After further specialist training, in November Gundry was promoted to flight sergeant. The following February he was commissioned as a pilot officer, and on 12 July 1944 he was made flying officer and posted to No. 463 Squadron, RAAF. As part of Bomber Command, the squadron flew the four-engined Avro Lancaster heavy bomber.

On 25 July 1944 Bomber Command launched a daylight bombing raid on the airfield and signals manufacturing depot at St Cyr, near Paris. Flying Officer Donald Gundry was the pilot of Lancaster “JO-F”, which took off from the Royal Air Force base at Waddington just before 6 pm.

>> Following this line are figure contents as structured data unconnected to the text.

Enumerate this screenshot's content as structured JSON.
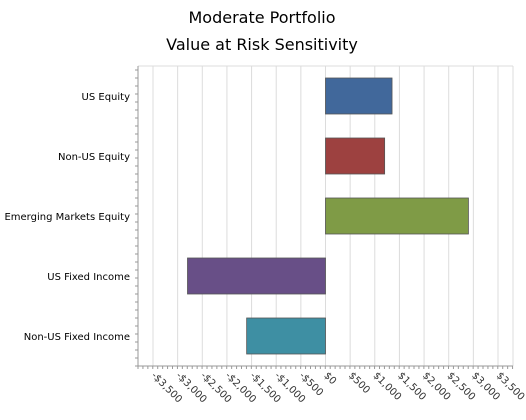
{
  "chart_data": {
    "type": "bar",
    "orientation": "horizontal",
    "title": [
      "Moderate Portfolio",
      "Value at Risk Sensitivity"
    ],
    "categories": [
      "US Equity",
      "Non-US Equity",
      "Emerging Markets Equity",
      "US Fixed Income",
      "Non-US Fixed Income"
    ],
    "values": [
      1350,
      1200,
      2900,
      -2800,
      -1600
    ],
    "colors": [
      "#41689b",
      "#9d4140",
      "#7f9b46",
      "#684f87",
      "#3e8fa3"
    ],
    "xlim": [
      -3500,
      3500
    ],
    "x_ticks": [
      -3500,
      -3000,
      -2500,
      -2000,
      -1500,
      -1000,
      -500,
      0,
      500,
      1000,
      1500,
      2000,
      2500,
      3000,
      3500
    ],
    "x_tick_labels": [
      "-$3,500",
      "-$3,000",
      "-$2,500",
      "-$2,000",
      "-$1,500",
      "-$1,000",
      "-$500",
      "$0",
      "$500",
      "$1,000",
      "$1,500",
      "$2,000",
      "$2,500",
      "$3,000",
      "$3,500"
    ],
    "xlabel": "",
    "ylabel": "",
    "grid": true,
    "legend": false
  }
}
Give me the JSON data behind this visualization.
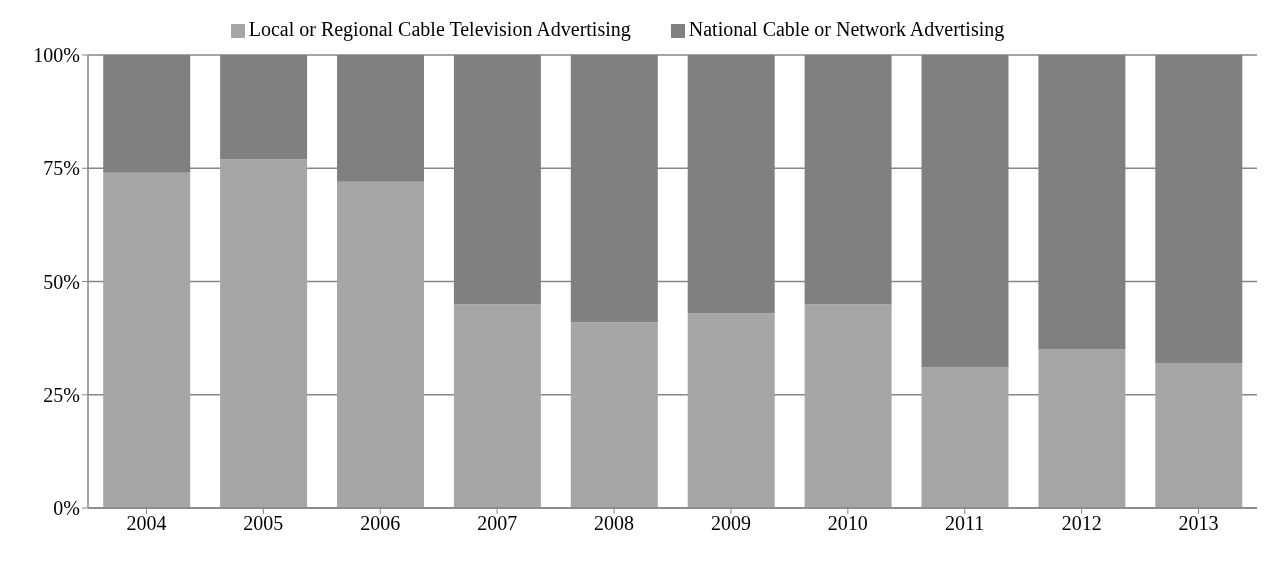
{
  "chart_data": {
    "type": "bar",
    "stacked": true,
    "categories": [
      "2004",
      "2005",
      "2006",
      "2007",
      "2008",
      "2009",
      "2010",
      "2011",
      "2012",
      "2013"
    ],
    "series": [
      {
        "name": "Local or Regional Cable Television Advertising",
        "color": "#a6a6a6",
        "values": [
          74,
          77,
          72,
          45,
          41,
          43,
          45,
          31,
          35,
          32
        ]
      },
      {
        "name": "National Cable or Network Advertising",
        "color": "#808080",
        "values": [
          26,
          23,
          28,
          55,
          59,
          57,
          55,
          69,
          65,
          68
        ]
      }
    ],
    "ylim": [
      0,
      100
    ],
    "yticks": [
      {
        "value": 0,
        "label": "0%"
      },
      {
        "value": 25,
        "label": "25%"
      },
      {
        "value": 50,
        "label": "50%"
      },
      {
        "value": 75,
        "label": "75%"
      },
      {
        "value": 100,
        "label": "100%"
      }
    ],
    "grid": "y",
    "legend": "top"
  }
}
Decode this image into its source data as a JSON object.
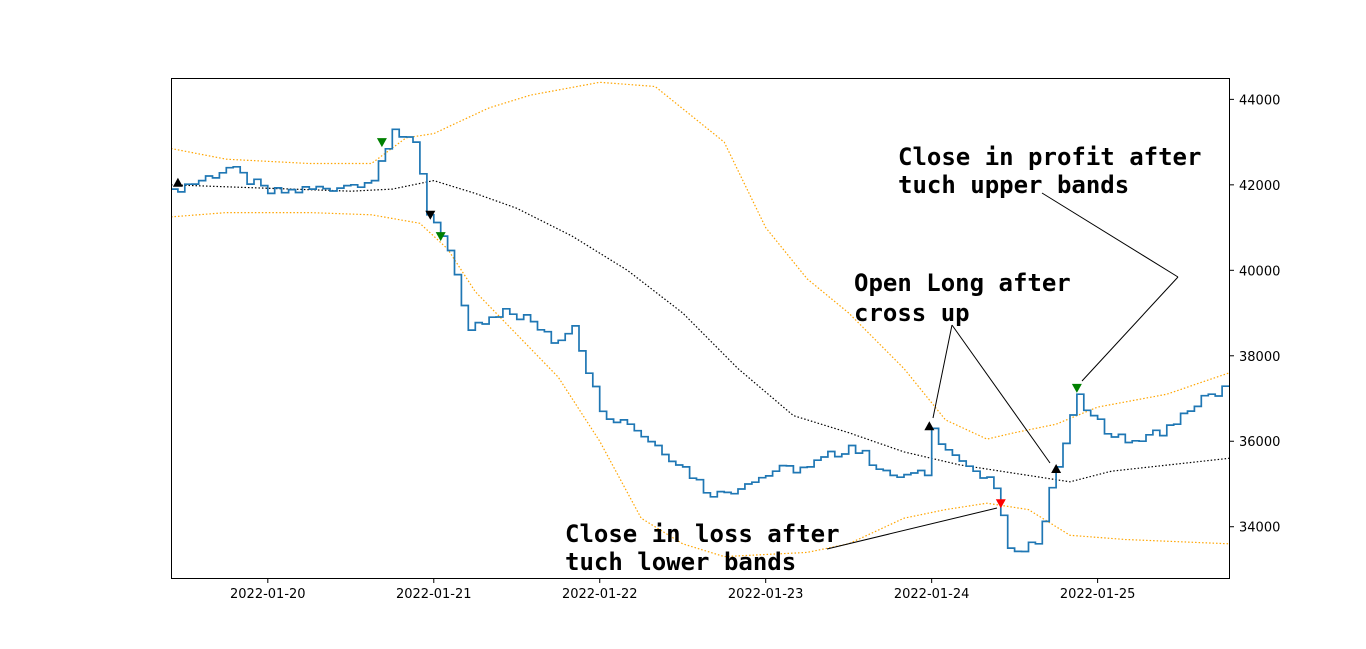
{
  "chart_data": {
    "type": "line",
    "title": "",
    "xlabel": "",
    "ylabel": "",
    "x_range": [
      "2022-01-19 10:00",
      "2022-01-25 19:00"
    ],
    "ylim": [
      32800,
      44500
    ],
    "y_axis_side": "right",
    "grid": false,
    "x_ticks": [
      "2022-01-20",
      "2022-01-21",
      "2022-01-22",
      "2022-01-23",
      "2022-01-24",
      "2022-01-25"
    ],
    "y_ticks": [
      34000,
      36000,
      38000,
      40000,
      42000,
      44000
    ],
    "y_tick_labels": [
      "34000",
      "36000",
      "38000",
      "40000",
      "42000",
      "44000"
    ],
    "colors": {
      "price": "#1f77b4",
      "bands": "#ffa500",
      "middle": "#000000",
      "marker_black": "#000000",
      "marker_green": "#008000",
      "marker_red": "#ff0000"
    },
    "price_anchors": [
      [
        "2022-01-19 10:00",
        41900
      ],
      [
        "2022-01-19 14:00",
        42100
      ],
      [
        "2022-01-19 18:00",
        42400
      ],
      [
        "2022-01-20 00:00",
        41800
      ],
      [
        "2022-01-20 06:00",
        41900
      ],
      [
        "2022-01-20 12:00",
        42000
      ],
      [
        "2022-01-20 15:00",
        42100
      ],
      [
        "2022-01-20 18:00",
        43300
      ],
      [
        "2022-01-20 21:00",
        43000
      ],
      [
        "2022-01-20 23:00",
        41300
      ],
      [
        "2022-01-21 01:00",
        40800
      ],
      [
        "2022-01-21 03:00",
        39900
      ],
      [
        "2022-01-21 05:00",
        38600
      ],
      [
        "2022-01-21 10:00",
        39100
      ],
      [
        "2022-01-21 14:00",
        38800
      ],
      [
        "2022-01-21 17:00",
        38300
      ],
      [
        "2022-01-21 20:00",
        38700
      ],
      [
        "2022-01-22 00:00",
        36700
      ],
      [
        "2022-01-22 04:00",
        36400
      ],
      [
        "2022-01-22 08:00",
        35900
      ],
      [
        "2022-01-22 12:00",
        35400
      ],
      [
        "2022-01-22 16:00",
        34700
      ],
      [
        "2022-01-22 21:00",
        35000
      ],
      [
        "2022-01-23 01:00",
        35300
      ],
      [
        "2022-01-23 06:00",
        35400
      ],
      [
        "2022-01-23 12:00",
        35900
      ],
      [
        "2022-01-23 18:00",
        35200
      ],
      [
        "2022-01-23 23:00",
        35200
      ],
      [
        "2022-01-24 00:00",
        36300
      ],
      [
        "2022-01-24 02:00",
        35800
      ],
      [
        "2022-01-24 06:00",
        35300
      ],
      [
        "2022-01-24 09:00",
        34900
      ],
      [
        "2022-01-24 11:00",
        33500
      ],
      [
        "2022-01-24 15:00",
        33600
      ],
      [
        "2022-01-24 18:00",
        35400
      ],
      [
        "2022-01-24 21:00",
        37100
      ],
      [
        "2022-01-24 23:00",
        36600
      ],
      [
        "2022-01-25 02:00",
        36100
      ],
      [
        "2022-01-25 06:00",
        36000
      ],
      [
        "2022-01-25 11:00",
        36400
      ],
      [
        "2022-01-25 16:00",
        37100
      ],
      [
        "2022-01-25 19:00",
        37300
      ]
    ],
    "upper_band": [
      [
        "2022-01-19 10:00",
        42850
      ],
      [
        "2022-01-19 18:00",
        42600
      ],
      [
        "2022-01-20 06:00",
        42500
      ],
      [
        "2022-01-20 15:00",
        42500
      ],
      [
        "2022-01-20 20:00",
        43100
      ],
      [
        "2022-01-21 00:00",
        43200
      ],
      [
        "2022-01-21 04:00",
        43500
      ],
      [
        "2022-01-21 08:00",
        43800
      ],
      [
        "2022-01-21 14:00",
        44100
      ],
      [
        "2022-01-22 00:00",
        44400
      ],
      [
        "2022-01-22 08:00",
        44300
      ],
      [
        "2022-01-22 18:00",
        43000
      ],
      [
        "2022-01-23 00:00",
        41000
      ],
      [
        "2022-01-23 06:00",
        39800
      ],
      [
        "2022-01-23 12:00",
        39000
      ],
      [
        "2022-01-23 20:00",
        37700
      ],
      [
        "2022-01-24 02:00",
        36500
      ],
      [
        "2022-01-24 08:00",
        36050
      ],
      [
        "2022-01-24 12:00",
        36200
      ],
      [
        "2022-01-24 18:00",
        36400
      ],
      [
        "2022-01-25 00:00",
        36800
      ],
      [
        "2022-01-25 10:00",
        37100
      ],
      [
        "2022-01-25 19:00",
        37600
      ]
    ],
    "lower_band": [
      [
        "2022-01-19 10:00",
        41250
      ],
      [
        "2022-01-19 18:00",
        41350
      ],
      [
        "2022-01-20 06:00",
        41350
      ],
      [
        "2022-01-20 15:00",
        41300
      ],
      [
        "2022-01-20 22:00",
        41100
      ],
      [
        "2022-01-21 02:00",
        40500
      ],
      [
        "2022-01-21 06:00",
        39500
      ],
      [
        "2022-01-21 12:00",
        38500
      ],
      [
        "2022-01-21 18:00",
        37500
      ],
      [
        "2022-01-22 00:00",
        36000
      ],
      [
        "2022-01-22 06:00",
        34200
      ],
      [
        "2022-01-22 12:00",
        33600
      ],
      [
        "2022-01-22 18:00",
        33300
      ],
      [
        "2022-01-23 06:00",
        33400
      ],
      [
        "2022-01-23 12:00",
        33600
      ],
      [
        "2022-01-23 20:00",
        34200
      ],
      [
        "2022-01-24 02:00",
        34400
      ],
      [
        "2022-01-24 08:00",
        34550
      ],
      [
        "2022-01-24 14:00",
        34400
      ],
      [
        "2022-01-24 20:00",
        33800
      ],
      [
        "2022-01-25 04:00",
        33700
      ],
      [
        "2022-01-25 19:00",
        33600
      ]
    ],
    "middle_band": [
      [
        "2022-01-19 10:00",
        42000
      ],
      [
        "2022-01-20 12:00",
        41850
      ],
      [
        "2022-01-20 18:00",
        41900
      ],
      [
        "2022-01-21 00:00",
        42100
      ],
      [
        "2022-01-21 06:00",
        41800
      ],
      [
        "2022-01-21 12:00",
        41450
      ],
      [
        "2022-01-21 20:00",
        40800
      ],
      [
        "2022-01-22 04:00",
        40000
      ],
      [
        "2022-01-22 12:00",
        39000
      ],
      [
        "2022-01-22 20:00",
        37700
      ],
      [
        "2022-01-23 04:00",
        36600
      ],
      [
        "2022-01-23 12:00",
        36200
      ],
      [
        "2022-01-23 20:00",
        35750
      ],
      [
        "2022-01-24 04:00",
        35450
      ],
      [
        "2022-01-24 12:00",
        35250
      ],
      [
        "2022-01-24 20:00",
        35050
      ],
      [
        "2022-01-25 02:00",
        35300
      ],
      [
        "2022-01-25 19:00",
        35600
      ]
    ],
    "markers": [
      {
        "x": "2022-01-19 11:00",
        "y": 42050,
        "shape": "triangle-up",
        "color": "#000000"
      },
      {
        "x": "2022-01-20 16:30",
        "y": 43000,
        "shape": "triangle-down",
        "color": "#008000"
      },
      {
        "x": "2022-01-20 23:30",
        "y": 41300,
        "shape": "triangle-down",
        "color": "#000000"
      },
      {
        "x": "2022-01-21 01:00",
        "y": 40800,
        "shape": "triangle-down",
        "color": "#008000"
      },
      {
        "x": "2022-01-23 23:40",
        "y": 36350,
        "shape": "triangle-up",
        "color": "#000000"
      },
      {
        "x": "2022-01-24 10:00",
        "y": 34550,
        "shape": "triangle-down",
        "color": "#ff0000"
      },
      {
        "x": "2022-01-24 18:00",
        "y": 35350,
        "shape": "triangle-up",
        "color": "#000000"
      },
      {
        "x": "2022-01-24 21:00",
        "y": 37250,
        "shape": "triangle-down",
        "color": "#008000"
      }
    ],
    "annotations": [
      {
        "id": "close-profit",
        "lines": [
          "Close in profit after",
          "tuch upper bands"
        ]
      },
      {
        "id": "open-long",
        "lines": [
          "Open Long after",
          "cross up"
        ]
      },
      {
        "id": "close-loss",
        "lines": [
          "Close in loss after",
          "tuch lower bands"
        ]
      }
    ]
  }
}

On the way to the target Gundry’s aircraft was hit by anti-aircraft fire, but managed to drop its bombs before the engine was hit and caught fire. The crew’s attempts to quench the flames in the starboard engine and inside the aircraft’s bomb bay were unsuccessful. Gundry ordered the crew to bale out.

Witnesses in the French village of Chaussy, more than 50 kilometres north-west of St Cyr, saw five crew members parachute out of the plane before it crashed just outside the village. Three of the men were taken prisoner by the Germans, while two were wounded and sent to hospital in Paris. Flying Officer Donald Charles Gundry and his wireless operator and fellow Australian, Flight Sergeant Vernon Scheldt, were not among them, and an investigation later determined that both had been killed in the crash.

Their remains were removed from the wreckage, and Gundry was buried together with Scheldt at the Omerville Cemetery. Donald Gundry rests there under the inscription: “Greater love hath no man than this. Ever remembered.” He was 27 years old.

Gundry’s brother, Harry, also enlisted in the Second World War, serving with the 25th Battalion. He survived the war and returned home safely.